Do you remember Macomber from the primary election? Maybe not. He was the far-right attorney general candidate who seemed to have all the legal acumen of Lionel Hutz, sans the charisma.
As Kaye Thornbrugh of the Coeur d’Alene Press reported Tuesday, the board of North Idaho College made Macomber its new attorney following the abrupt resignation of its longtime legal representative.
The pick was surprising, but not as surprising as how they went about it.
“Banducci got up and handed out a document to the trustees, which appeared to be a resolution regarding Macomber,” Thornbrugh reported. “The resolution was not listed on the meeting agenda as an action item, nor was it included in the packet of public documents released with the agenda prior to the board meeting. NIC President Nick Swayne said the contract for legal services should go out to bid and not be awarded directly to an individual because it will exceed $10,000.”
But a 3-2 far-right majority went ahead with the hire, despite President Swayne’s warning.
One reason you want a competent attorney is so you don’t do stuff like probably breaking both open records and contracting law in the process of — hiring an attorney.

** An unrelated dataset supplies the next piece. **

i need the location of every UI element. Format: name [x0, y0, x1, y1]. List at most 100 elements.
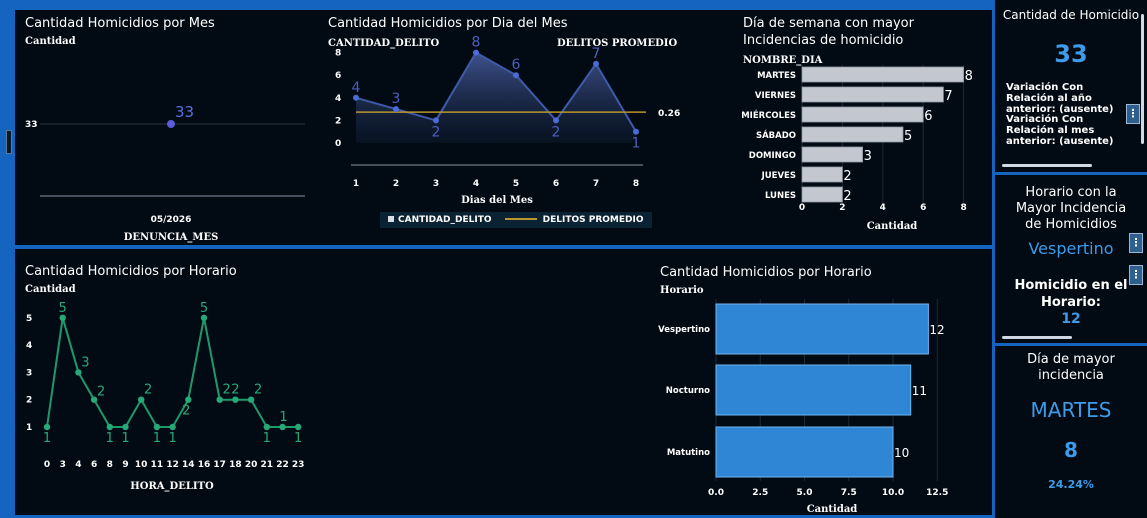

But this has become a pattern with the North Idaho College board, which only in April received a stern warning from the Northwest Commission on Colleges and Universities that it was being monitored by the accrediting body. The problem wasn’t bad teachers or facilities but a dysfunctional board.
And that era of dysfunction looks like it will continue into the future. Along with the attorney hire, the board also put a freeze on filling vacant positions in the college president’s cabinet, as Thornbrugh reported.
“A new dawn,” board chairman Todd Banducci called it.
The dawn of an era in which, one day soon, taxpayers may pay property taxes to support an unaccredited college. That would make it useless for locals who want to improve their economic lot with a technical accreditation or a path toward a four-year degree.
But after Monday’s fiasco, you have to wonder whether this is just incompetence, or if it’s strategic.
One old Republican strategy went by the name “starve the beast.” The idea was to cut the taxes that support popular government programs instead of cutting the programs directly, which would trigger an electoral backlash. Instead, you just cut taxes and push toward a fiscal crisis, and then claim you have no choice but to cut the programs.
That’s not the strategy the right wing is pursuing in North Idaho College. There the strategy seems to be “drive 100 miles an hour with a blindfold on,” the idea being that people won’t want to put more gas into a car that’s mangled and engulfed in flames.
And at this point, North Idaho property taxpayers — even the ones who really want a functioning community college — have to be looking at their tax bills and asking how long it will be worth paying.
Treasure Valley residents should thank community members who organized vigorously to oppose a board takeover at the College of Western Idaho, just like the takeover that has put North Idaho College in its current situation.
And voters should remain vigilant.
Those who would crash Idaho’s community college system get to try again every few years. The lesson of North Idaho College is: They probably only have to win once.